As I see it, is that concentrations of economic power and the accompanying inequality they foster are genuine problems. Conservatives and libertarians are much too sanguine about the distribution of wealth in societies like ours in my opinion. On the other hand, too much of progressivism and liberalism lends itself to a certain kind of centralized nanny statism.
So, is it possible to curtail concentrations of economic power without concentrating a dangerous amount of power in the state in the process? Apart from the inherent problems of a powerful state, there is the familiar problem of “regulatory capture,” i.e. when the economic interests that are supposedly being regulated end up gaining influence over the agencies that are supposed to be regulating them.
One of my favorite social critics is the late Christopher Lasch. In his book The True and Only Heaven he criticized the prevalent ideology of “progress” – the assumption that more and more people would enjoy a greater measure of prosperity. This ideology has right- and left-wing variants, depending on whether the unfettered market or centralized social engineering is seen as the vehicle for social progress. Lasch thought that, if nothing else, ecological constraints had falsified the ideology of progress. In addition, the capitalism championed by the Right destabilized and eroded communities, while the government paternalism of the Left threatened to make ordinary people wards of the state with their lives being planned by a bevy of bureaucratic “experts.”
Instead Lasch favored what he called “populism.” But this was more of an ideal than a worked out economic or political program. Lasch’s populism valorizes what he considered to be lower-middle-class or “petit bourgeois” values of local community, solidarity, dedication to craft, loyalty and self-denial. In essence, it is an ethic of limits that doesn’t expect ever-expanding wealth and opportunity, but finds satisfaction in concrete attachments to family, neighborhood, honest work, and civic participation.
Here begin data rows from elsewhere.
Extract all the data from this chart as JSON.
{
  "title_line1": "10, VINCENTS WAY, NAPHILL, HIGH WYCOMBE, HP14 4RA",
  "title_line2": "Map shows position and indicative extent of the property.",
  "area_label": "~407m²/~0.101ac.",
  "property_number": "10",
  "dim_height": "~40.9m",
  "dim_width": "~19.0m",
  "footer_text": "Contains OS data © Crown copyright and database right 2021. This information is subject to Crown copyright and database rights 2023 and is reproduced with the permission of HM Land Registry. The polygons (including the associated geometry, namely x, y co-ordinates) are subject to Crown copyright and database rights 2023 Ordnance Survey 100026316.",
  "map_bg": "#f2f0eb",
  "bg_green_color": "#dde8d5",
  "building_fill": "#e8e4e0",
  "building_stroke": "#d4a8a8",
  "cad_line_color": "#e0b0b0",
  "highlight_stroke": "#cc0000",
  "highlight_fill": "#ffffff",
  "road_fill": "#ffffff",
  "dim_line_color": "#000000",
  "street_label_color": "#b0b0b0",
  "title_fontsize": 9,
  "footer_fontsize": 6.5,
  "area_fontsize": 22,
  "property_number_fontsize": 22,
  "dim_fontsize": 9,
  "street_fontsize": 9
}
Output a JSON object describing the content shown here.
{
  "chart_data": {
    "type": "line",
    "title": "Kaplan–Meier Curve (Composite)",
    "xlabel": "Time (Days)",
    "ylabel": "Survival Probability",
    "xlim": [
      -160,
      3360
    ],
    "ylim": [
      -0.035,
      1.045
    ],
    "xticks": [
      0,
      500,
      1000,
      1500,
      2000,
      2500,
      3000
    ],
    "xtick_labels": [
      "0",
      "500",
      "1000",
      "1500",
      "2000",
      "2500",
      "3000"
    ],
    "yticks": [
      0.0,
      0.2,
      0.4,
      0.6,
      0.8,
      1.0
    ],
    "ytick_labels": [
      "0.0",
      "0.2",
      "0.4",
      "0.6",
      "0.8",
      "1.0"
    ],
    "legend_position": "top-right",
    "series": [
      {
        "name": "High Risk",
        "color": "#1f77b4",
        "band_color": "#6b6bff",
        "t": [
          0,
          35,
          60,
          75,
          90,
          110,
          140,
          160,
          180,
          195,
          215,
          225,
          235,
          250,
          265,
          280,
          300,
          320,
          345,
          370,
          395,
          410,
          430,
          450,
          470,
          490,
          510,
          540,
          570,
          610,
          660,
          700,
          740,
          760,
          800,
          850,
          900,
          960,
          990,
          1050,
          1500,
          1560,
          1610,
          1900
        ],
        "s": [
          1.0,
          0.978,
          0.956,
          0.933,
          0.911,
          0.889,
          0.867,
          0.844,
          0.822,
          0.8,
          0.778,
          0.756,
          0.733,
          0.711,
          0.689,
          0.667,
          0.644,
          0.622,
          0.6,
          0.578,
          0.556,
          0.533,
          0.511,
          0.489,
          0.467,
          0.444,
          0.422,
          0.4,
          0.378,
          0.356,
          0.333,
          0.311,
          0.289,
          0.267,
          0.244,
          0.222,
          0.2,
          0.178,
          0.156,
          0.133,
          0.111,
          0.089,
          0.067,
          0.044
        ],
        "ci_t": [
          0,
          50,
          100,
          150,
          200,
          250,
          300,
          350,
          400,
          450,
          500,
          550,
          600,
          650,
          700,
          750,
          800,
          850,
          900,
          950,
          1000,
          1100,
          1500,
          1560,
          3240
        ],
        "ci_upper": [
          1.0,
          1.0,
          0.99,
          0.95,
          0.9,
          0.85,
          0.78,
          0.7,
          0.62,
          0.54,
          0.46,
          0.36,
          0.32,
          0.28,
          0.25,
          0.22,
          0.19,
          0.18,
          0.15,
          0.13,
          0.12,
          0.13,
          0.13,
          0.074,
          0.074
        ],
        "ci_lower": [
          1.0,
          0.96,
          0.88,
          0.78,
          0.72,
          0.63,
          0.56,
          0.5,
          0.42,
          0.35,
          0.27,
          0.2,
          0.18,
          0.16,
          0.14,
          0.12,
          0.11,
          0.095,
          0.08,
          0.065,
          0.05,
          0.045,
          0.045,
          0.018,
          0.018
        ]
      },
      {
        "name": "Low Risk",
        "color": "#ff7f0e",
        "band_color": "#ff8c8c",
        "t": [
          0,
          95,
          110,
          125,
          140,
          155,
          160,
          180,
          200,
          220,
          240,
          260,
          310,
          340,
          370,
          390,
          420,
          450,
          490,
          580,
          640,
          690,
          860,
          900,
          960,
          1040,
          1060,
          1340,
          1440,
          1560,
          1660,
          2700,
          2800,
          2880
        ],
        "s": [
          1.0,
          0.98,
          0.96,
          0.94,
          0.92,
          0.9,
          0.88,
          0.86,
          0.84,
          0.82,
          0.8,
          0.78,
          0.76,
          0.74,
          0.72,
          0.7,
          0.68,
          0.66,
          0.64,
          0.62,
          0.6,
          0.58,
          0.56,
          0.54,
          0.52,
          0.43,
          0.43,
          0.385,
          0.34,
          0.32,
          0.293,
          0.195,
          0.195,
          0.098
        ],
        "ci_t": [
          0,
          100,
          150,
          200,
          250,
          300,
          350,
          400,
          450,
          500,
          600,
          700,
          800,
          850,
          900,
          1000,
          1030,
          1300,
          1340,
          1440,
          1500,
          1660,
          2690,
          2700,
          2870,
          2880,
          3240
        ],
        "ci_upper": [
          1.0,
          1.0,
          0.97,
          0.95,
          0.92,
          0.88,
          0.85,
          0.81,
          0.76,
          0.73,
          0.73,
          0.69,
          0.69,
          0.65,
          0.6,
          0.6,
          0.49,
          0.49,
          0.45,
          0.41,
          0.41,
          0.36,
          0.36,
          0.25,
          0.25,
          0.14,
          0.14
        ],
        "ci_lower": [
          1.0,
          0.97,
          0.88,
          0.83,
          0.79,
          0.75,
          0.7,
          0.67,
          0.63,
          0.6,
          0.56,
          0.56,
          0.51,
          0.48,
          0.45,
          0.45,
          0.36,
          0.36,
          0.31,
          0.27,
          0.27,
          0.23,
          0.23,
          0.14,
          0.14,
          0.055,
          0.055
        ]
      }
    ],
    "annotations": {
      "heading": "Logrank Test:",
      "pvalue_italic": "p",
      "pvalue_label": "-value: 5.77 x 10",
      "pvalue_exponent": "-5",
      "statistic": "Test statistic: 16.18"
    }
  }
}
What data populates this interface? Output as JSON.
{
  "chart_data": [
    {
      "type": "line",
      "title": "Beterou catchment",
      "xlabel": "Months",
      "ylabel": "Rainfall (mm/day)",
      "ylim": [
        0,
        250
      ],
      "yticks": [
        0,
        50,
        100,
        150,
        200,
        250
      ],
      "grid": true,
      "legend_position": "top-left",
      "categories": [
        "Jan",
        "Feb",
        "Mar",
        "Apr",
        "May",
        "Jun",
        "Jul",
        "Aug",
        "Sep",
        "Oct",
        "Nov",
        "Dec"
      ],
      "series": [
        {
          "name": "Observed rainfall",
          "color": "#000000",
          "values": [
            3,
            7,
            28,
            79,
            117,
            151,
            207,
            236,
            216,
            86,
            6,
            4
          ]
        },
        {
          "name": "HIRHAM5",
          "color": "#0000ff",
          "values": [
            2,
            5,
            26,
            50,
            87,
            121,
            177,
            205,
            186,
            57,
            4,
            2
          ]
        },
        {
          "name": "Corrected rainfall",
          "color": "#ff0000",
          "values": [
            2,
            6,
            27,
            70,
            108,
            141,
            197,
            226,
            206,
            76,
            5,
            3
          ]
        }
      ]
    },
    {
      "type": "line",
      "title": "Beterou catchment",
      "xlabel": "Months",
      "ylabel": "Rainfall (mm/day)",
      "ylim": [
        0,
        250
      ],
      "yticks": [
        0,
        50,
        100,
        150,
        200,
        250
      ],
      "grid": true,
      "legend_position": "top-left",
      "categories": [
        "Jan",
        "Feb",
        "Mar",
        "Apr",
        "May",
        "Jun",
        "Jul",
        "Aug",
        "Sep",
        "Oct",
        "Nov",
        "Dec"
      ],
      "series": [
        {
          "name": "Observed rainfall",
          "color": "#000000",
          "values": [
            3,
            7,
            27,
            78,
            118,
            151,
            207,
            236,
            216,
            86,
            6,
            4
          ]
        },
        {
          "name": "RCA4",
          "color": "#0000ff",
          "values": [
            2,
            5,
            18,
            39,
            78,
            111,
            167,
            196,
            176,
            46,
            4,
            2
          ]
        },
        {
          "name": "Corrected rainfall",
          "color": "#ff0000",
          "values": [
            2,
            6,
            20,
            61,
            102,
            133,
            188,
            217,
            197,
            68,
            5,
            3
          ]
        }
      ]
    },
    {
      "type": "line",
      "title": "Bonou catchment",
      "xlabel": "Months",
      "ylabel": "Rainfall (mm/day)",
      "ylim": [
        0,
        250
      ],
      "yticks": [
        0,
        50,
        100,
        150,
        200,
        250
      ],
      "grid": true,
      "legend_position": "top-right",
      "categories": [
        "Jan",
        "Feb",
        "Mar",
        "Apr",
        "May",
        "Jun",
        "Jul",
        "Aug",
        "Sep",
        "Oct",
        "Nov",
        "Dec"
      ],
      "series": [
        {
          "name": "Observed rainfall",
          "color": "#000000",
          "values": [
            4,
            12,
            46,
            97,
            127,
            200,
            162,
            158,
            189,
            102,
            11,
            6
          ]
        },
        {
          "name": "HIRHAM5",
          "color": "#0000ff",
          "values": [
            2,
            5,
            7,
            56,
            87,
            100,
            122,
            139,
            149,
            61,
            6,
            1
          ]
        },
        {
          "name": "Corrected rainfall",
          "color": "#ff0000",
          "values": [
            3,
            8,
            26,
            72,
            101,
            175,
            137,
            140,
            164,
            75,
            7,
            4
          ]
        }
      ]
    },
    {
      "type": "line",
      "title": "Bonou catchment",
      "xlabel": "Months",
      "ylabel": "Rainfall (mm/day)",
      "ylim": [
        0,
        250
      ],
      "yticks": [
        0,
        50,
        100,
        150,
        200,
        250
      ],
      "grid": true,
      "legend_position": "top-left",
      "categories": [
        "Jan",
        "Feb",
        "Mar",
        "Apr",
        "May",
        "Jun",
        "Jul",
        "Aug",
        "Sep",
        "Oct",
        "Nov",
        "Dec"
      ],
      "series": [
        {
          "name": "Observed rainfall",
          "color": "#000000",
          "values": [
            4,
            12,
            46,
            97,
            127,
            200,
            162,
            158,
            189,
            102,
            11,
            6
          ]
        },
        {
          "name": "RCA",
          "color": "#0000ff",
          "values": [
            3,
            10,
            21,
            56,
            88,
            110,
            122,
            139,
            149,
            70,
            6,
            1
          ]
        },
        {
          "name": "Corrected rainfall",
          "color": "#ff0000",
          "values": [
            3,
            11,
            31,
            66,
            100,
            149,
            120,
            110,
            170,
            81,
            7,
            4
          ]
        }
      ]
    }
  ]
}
Lasch’s vision combined a desire for a certain level of economic egalitarianism with a distrust of the state and a commitment to what we might call “traditional values.” But it’s not entirely clear that such a state of affairs is possible (assuming that it’s desirable). Is it possible to ensure a measure of economic independence for working people without an expansive welfare state? Is it, as some have suggested, that it’s the state that makes the concentration of wealth possible through the various subsidies and supports it provides to big business? Is a kind of Jeffersonian agrarianism/populism feasible in the 21st century, or is that just nostalgia?